A contraption called school van

| Updated: December 03, 2022 00:02:17


A contraption called school van

Of the many indigenously developed contraptions, a school van is only a type. The rickshaw vans have no roof and enclosure but the school vans have both with bench-like seating arrangement on three sides within. While flat-bed tricycles like 'nasimon', 'karimon', 'votvoti', easy bike, motor-rickshaw etc. have duly been accused of not complying with standard aerodynamics in their body shapes and mechanical engineering for safety, the school vans have never been a target of any such complaint.
Why? Do the school vans follow the standard specification of a transportation vehicle worthy of moving on busy roads in the cities? By the way, do the vehicles have licences to ply on the city roads, the main and busy roads in particular? Usually these cage-like light and vulnerable vehicles move within a locality but that is not always the case? Even in Gulshan and Banani a slew of such school vans can be seen moving on and crossing the main roads around the diplomatic zone.
The flat-bed tricycle vans carry passengers without a roof and side covers on them usually in the country's rural areas where traffic is thin. Even then, it is a dangerous ploy to expose passengers to risks of a possible collision with other vehicles, particularly faster moving motor vehicles. In large cities these are used for carrying goods when pick-up vans prove costlier for small traders. These are also used as makeshift mobile van for hawking a range of goods from vegetables, fruits, fish to apparels. When heavy loads are carried, apart from the puller, there may be an assistant to push the vehicle from behind. Naturally, the distance cannot be long and usually the vehicle keeps to the extreme left because of its slow movement. This itself acts as a safety measure.

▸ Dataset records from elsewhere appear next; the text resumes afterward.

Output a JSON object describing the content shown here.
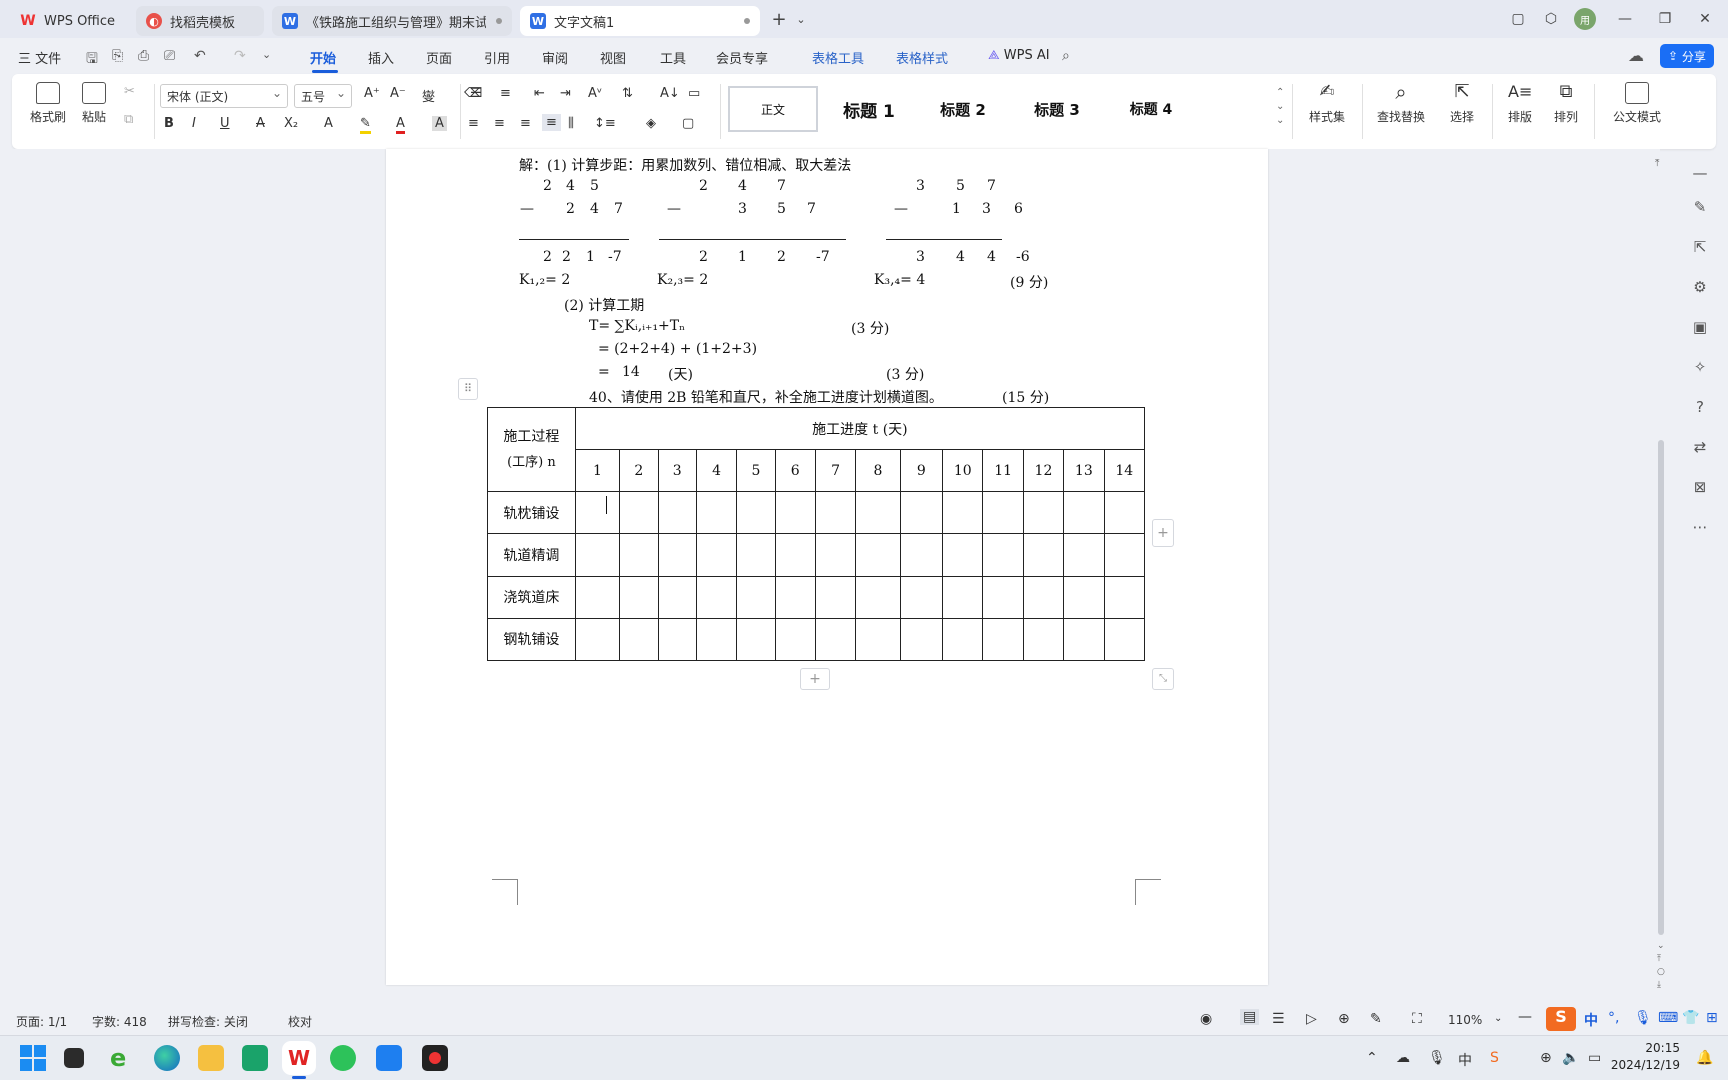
{
  "titlebar": {
    "tabs": [
      {
        "label": "WPS Office",
        "icon": "wps-logo-icon",
        "active": false
      },
      {
        "label": "找稻壳模板",
        "icon": "docer-icon",
        "active": false
      },
      {
        "label": "《铁路施工组织与管理》期末试卷(",
        "icon": "word-doc-icon",
        "active": false
      },
      {
        "label": "文字文稿1",
        "icon": "word-doc-icon",
        "active": true
      }
    ],
    "new_tab": "+",
    "window_controls": {
      "minimize": "—",
      "restore": "❐",
      "close": "✕"
    },
    "avatar_text": "用"
  },
  "menubar": {
    "file_menu": "三 文件",
    "tabs": [
      "开始",
      "插入",
      "页面",
      "引用",
      "审阅",
      "视图",
      "工具",
      "会员专享",
      "表格工具",
      "表格样式"
    ],
    "active_tab": "开始",
    "wps_ai": "WPS AI",
    "share": "分享"
  },
  "ribbon": {
    "format_painter": "格式刷",
    "paste": "粘贴",
    "font_name": "宋体 (正文)",
    "font_size": "五号",
    "styles": [
      "正文",
      "标题 1",
      "标题 2",
      "标题 3",
      "标题 4"
    ],
    "style_set": "样式集",
    "find_replace": "查找替换",
    "select": "选择",
    "typeset": "排版",
    "arrange": "排列",
    "official_mode": "公文模式"
  },
  "document": {
    "line1": "解：(1) 计算步距：用累加数列、错位相减、取大差法",
    "seq1_top": [
      "2",
      "4",
      "5"
    ],
    "seq1_bot": [
      "—",
      "2",
      "4",
      "7"
    ],
    "seq1_res": [
      "2",
      "2",
      "1",
      "-7"
    ],
    "seq2_top": [
      "2",
      "4",
      "7"
    ],
    "seq2_bot": [
      "—",
      "3",
      "5",
      "7"
    ],
    "seq2_res": [
      "2",
      "1",
      "2",
      "-7"
    ],
    "seq3_top": [
      "3",
      "5",
      "7"
    ],
    "seq3_bot": [
      "—",
      "1",
      "3",
      "6"
    ],
    "seq3_res": [
      "3",
      "4",
      "4",
      "-6"
    ],
    "k12": "K₁,₂= 2",
    "k23": "K₂,₃= 2",
    "k34": "K₃,₄= 4",
    "score9": "(9 分)",
    "step2": "(2) 计算工期",
    "formula": "T= ∑Kᵢ,ᵢ₊₁+Tₙ",
    "score3a": "(3 分)",
    "eq1": "= (2+2+4) + (1+2+3)",
    "eq2_eq": "=",
    "eq2_val": "14",
    "eq2_unit": "(天)",
    "score3b": "(3 分)",
    "q40": "40、请使用 2B 铅笔和直尺，补全施工进度计划横道图。",
    "score15": "(15 分)"
  },
  "schedule_table": {
    "header_process": "施工过程",
    "header_process2": "(工序) n",
    "header_progress": "施工进度 t (天)",
    "days": [
      "1",
      "2",
      "3",
      "4",
      "5",
      "6",
      "7",
      "8",
      "9",
      "10",
      "11",
      "12",
      "13",
      "14"
    ],
    "rows": [
      "轨枕铺设",
      "轨道精调",
      "浇筑道床",
      "钢轨铺设"
    ]
  },
  "statusbar": {
    "page": "页面: 1/1",
    "words": "字数: 418",
    "spell": "拼写检查: 关闭",
    "proof": "校对",
    "zoom": "110%"
  },
  "taskbar": {
    "clock_time": "20:15",
    "clock_date": "2024/12/19",
    "ime": "中"
  }
}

From all such points of view, does a school van enjoy an edge over the open van? The answer is both yes or no. Yes, because the vehicle at least has a roof and some protection all around, albeit its fragility. The greatest protection, however, issues from the psychological point of view. Whenever such a van is in sight with small angelic faces peeping from within, drivers of all other vehicles overtaking it or following it from behind become cautious to take as much care as they can to avoid a close call.
However, the crudely constructed roof and the side protection should not provide the aerodynamics that a vehicle needs to have through continuous research and experiment. The fundamental weakness lies in its chassis that is, like that of vans, borrowed from rickshaws. The mechanical device is as good as that of a rickshaw, which is operated by manual power. There is no shock absorption and the seats are very uncomfortable. Children are huddled there together at times like sardines.

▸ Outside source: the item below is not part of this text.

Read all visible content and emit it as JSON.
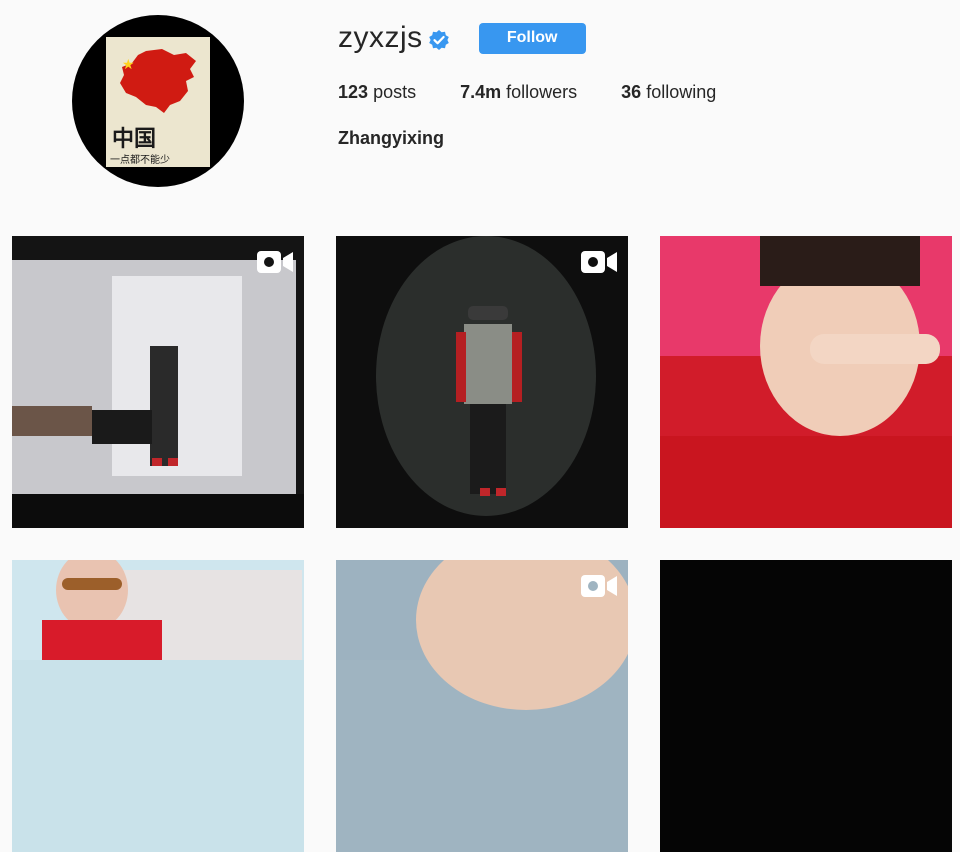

Many would shudder to think that parents can rely on these crude and vulnerable vehicles pulled mostly by illiterate people coming from villages. At times they would rather opt for short-cuts, no matter if that means plying on the wrong side or in the opposite direction or even taking a U-turn which is highly dangerous. The only silver lining is the organised operation of these vehicles by some people who monitor the movements of their vehicles. So far, no incidents of missing of children from such vans either on way to school or on way to return home has been reported, let alone taking hostage of a kid for ransom.
Why parents have to resign to such a risky arrangement for transportation of their children to school and back home, is quite understandable. In a chaotic maze of traffic, this is doubly risky. But parents with limited means and schools not providing transports of their own, there is no other option for some parents. If they could they would have opted for personal cars for taking their kids to schools and bringing them back home under personal care. The schools that can afford should make an arrangement for school transports.
Buses and microbuses are presented as a gift to colleges and universities on behalf of the prime minister and some charitable organisations. In fact, the school kids need them most. Their need for such transports is more than the senior students. A pool of better transports than the school vans can be arranged if those are subsidised by the government. A public-private initiative would be most welcome for such an arrangement.